Q: What is the difference between a Fabric pipeline and a Dataflow Gen2?

Pipeline: an orchestration engine (like ADF) that chains activities — copy data, run notebooks, call APIs, branch with if/else, loop with ForEach. Dataflow Gen2: a Power Query Online mashup for no-code/low-code ETL. Pipelines can call Dataflows as an activity. Think of pipelines as the “factory floor” and dataflows as one “machine” on that floor.

Q: How do you implement an incremental load in a Fabric pipeline?

Use a watermark pattern: (1) Store the last-loaded timestamp in a control table. (2) Lookup Activity reads the watermark. (3) Copy Activity queries the source with a WHERE clause filtering rows after the watermark. (4) After success, update the watermark to the current timestamp.

Q: When would you use a notebook activity inside a pipeline instead of a Dataflow Gen2?

Use a notebook when you need: complex PySpark transformations, machine learning, custom Python libraries, processing semi-structured data (nested JSON, XML), or joining data from multiple lakehouses. Use Dataflow Gen2 when the transformation is simple enough for Power Query’s visual interface and the user doesn’t write code.

Q: What is the maximum concurrency for a ForEach activity in Fabric pipelines?

50 (configurable via the batchCount property).
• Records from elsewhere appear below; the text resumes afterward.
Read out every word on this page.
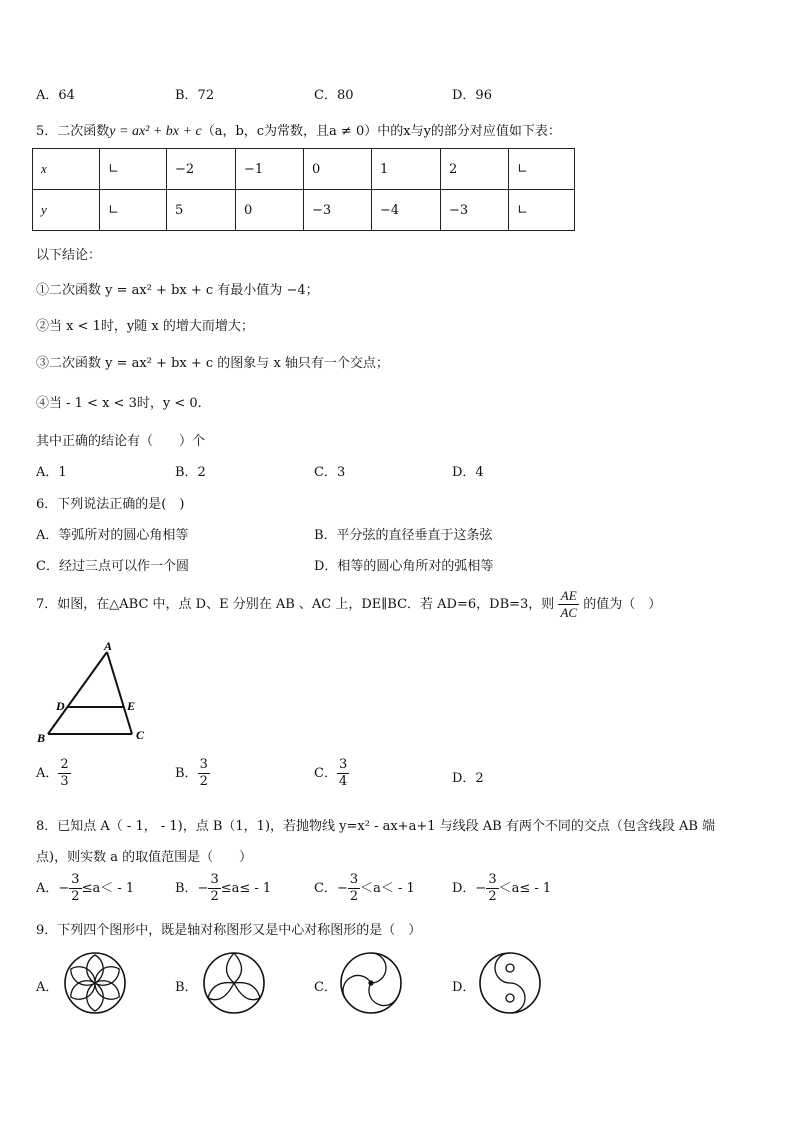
A．64	B．72	C．80	D．96
5．二次函数y = ax² + bx + c（a，b，c为常数，且a ≠ 0）中的x与y的部分对应值如下表：
x	∟	−2	−1	0	1	2	∟
y	∟	5	0	−3	−4	−3	∟
以下结论：
①二次函数 y = ax² + bx + c 有最小值为 −4；
②当 x < 1时，y随 x 的增大而增大；
③二次函数 y = ax² + bx + c 的图象与 x 轴只有一个交点；
④当 - 1 < x < 3时，y < 0.
其中正确的结论有（　　）个
A．1	B．2	C．3	D．4
6．下列说法正确的是(　)
A．等弧所对的圆心角相等	B．平分弦的直径垂直于这条弦
C．经过三点可以作一个圆	D．相等的圆心角所对的弧相等
7．如图，在△ABC 中，点 D、E 分别在 AB 、AC 上，DE∥BC．若 AD=6，DB=3，则 $\frac{AE}{AC}$ 的值为（　）
A
D	E
B	C
A． $\frac{2}{3}$	B． $\frac{3}{2}$	C． $\frac{3}{4}$	D．2
8．已知点 A（ - 1， - 1)，点 B（1，1)，若抛物线 y=x² - ax+a+1 与线段 AB 有两个不同的交点（包含线段 AB 端
点)，则实数 a 的取值范围是（　　）
A．− $\frac{3}{2} \le a< - 1$	B．− $\frac{3}{2} \le a\le - 1$	C．− $\frac{3}{2} <a< - 1$	D．− $\frac{3}{2} <a\le - 1$
9．下列四个图形中，既是轴对称图形又是中心对称图形的是（　）
A．	B．	C．	D．
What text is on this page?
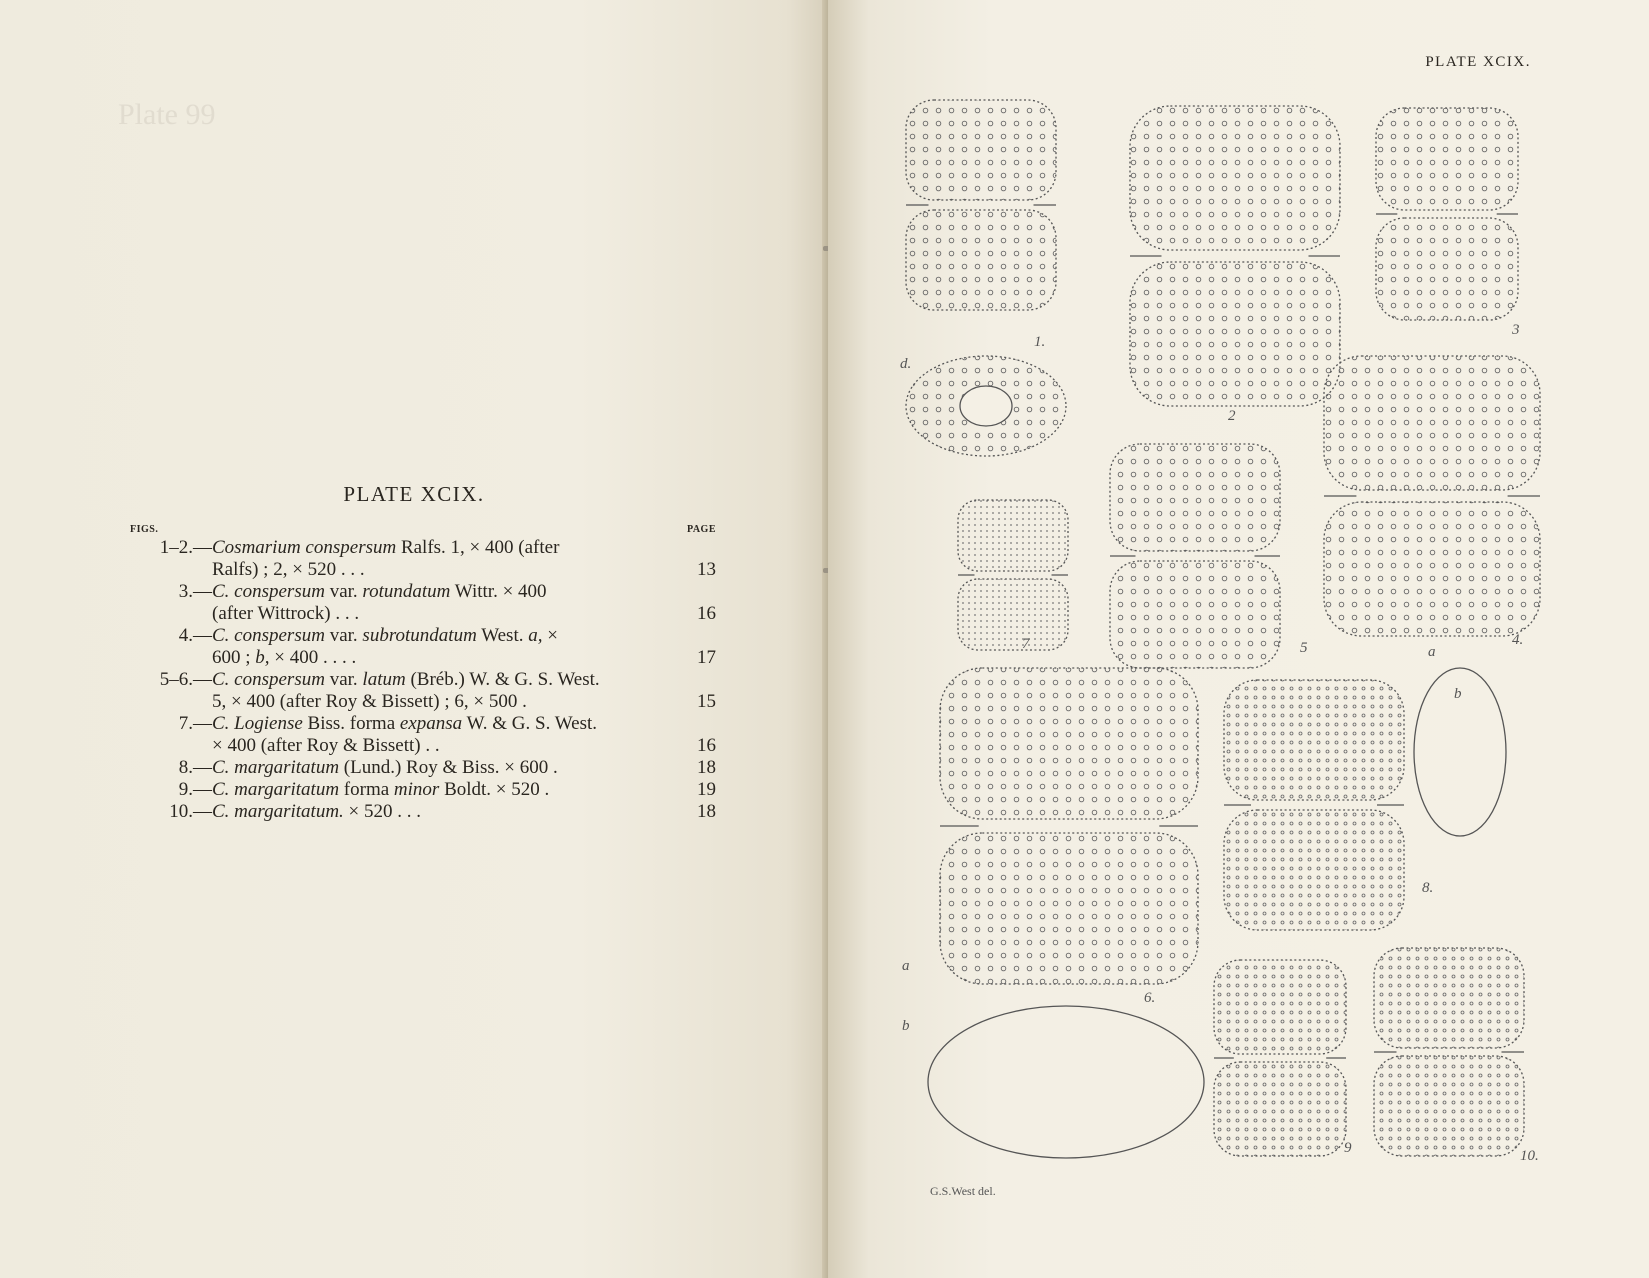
Plate 99
PLATE XCIX.
FIGS.	PAGE
1–2.— Cosmarium conspersum Ralfs. 1, × 400 (after
Ralfs) ; 2, × 520 . . .	13
3.— C. conspersum var. rotundatum Wittr. × 400
(after Wittrock) . . .	16
4.— C. conspersum var. subrotundatum West. a, ×
600 ; b, × 400 . . . .	17
5–6.— C. conspersum var. latum (Bréb.) W. & G. S. West.
5, × 400 (after Roy & Bissett) ; 6, × 500 .	15
7.— C. Logiense Biss. forma expansa W. & G. S. West.
× 400 (after Roy & Bissett) . .	16
8.— C. margaritatum (Lund.) Roy & Biss. × 600 .	18
9.— C. margaritatum forma minor Boldt. × 520 .	19
10.— C. margaritatum. × 520 . . .	18
PLATE XCIX.
1.
d.
2
3
7	5	a
4.
b
8.
a
6.
b
9	10.
G.S.West del.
Default is 20. If you need sequential execution, set isSequential: true. Items beyond the batch count wait for a slot to open.

Q: Name three ways to trigger a Fabric pipeline.

(1) Schedule trigger — cron-like (hourly, daily, custom). (2) Manual trigger — run on demand from the UI or REST API. (3) Event-based trigger — fires when a file arrives in OneLake.

Interview Questions

Q: Your company migrates from Azure Data Factory to Fabric pipelines. What changes and what stays the same?

Same: Activity model (Copy, ForEach, If, etc.), visual designer, parameterization, linked services concept (now “connections”). Changes: Billing moves from per-activity + DIU hours to shared Fabric capacity (CUs). Integration Runtimes are replaced by Fabric’s built-in compute. Destinations shift from ADLS/Synapse to OneLake lakehouses/warehouses. Monitoring moves to Fabric’s Monitoring Hub.

Q: Design a pipeline that ingests data from 50 source tables into a bronze lakehouse, with error handling and notifications.

Pipeline: (1) Lookup Activity reads active tables from a control table. (2) ForEach Activity (batch=20) loops over the list. Inside ForEach: (a) Copy Activity (parameterized with table name) copies source → bronze lakehouse. (b) On success: Stored Procedure updates watermark in control table. (c) On failure: Set Variable appends error to a failures list. (3) After ForEach: If Condition checks if any failures occurred. If yes: Web Activity sends a Teams webhook with the error summary.

Q: A dataflow Gen2 is running too slowly on large datasets. How would you troubleshoot and optimize?

(1) Check if staging is enabled in the dataflow (OneLake staging uses Spark for faster processing). (2) Reduce the number of columns selected early (column pruning). (3) Filter rows as early as possible (push-down to source via query folding). (4) Avoid complex M functions that break query folding. (5) For very large data, consider switching to a Spark notebook instead — Dataflows are designed for small-to-medium datasets.

Q: How would you handle a scenario where a pipeline needs to process data from both a real-time stream and a daily batch source?

Use a lambda architecture in Fabric: (1) Real-time path: Eventstream ingests streaming data into a KQL database for real-time dashboards. (2) Batch path: A scheduled pipeline runs daily, copies data into the bronze lakehouse, transforms through Silver → Gold. (3) Both paths write to OneLake. Power BI reports use Direct Lake on the Gold lakehouse for batch and a KQL visual for real-time. Alternatively, use Spark Structured Streaming in a notebook for near-real-time processing into Delta tables.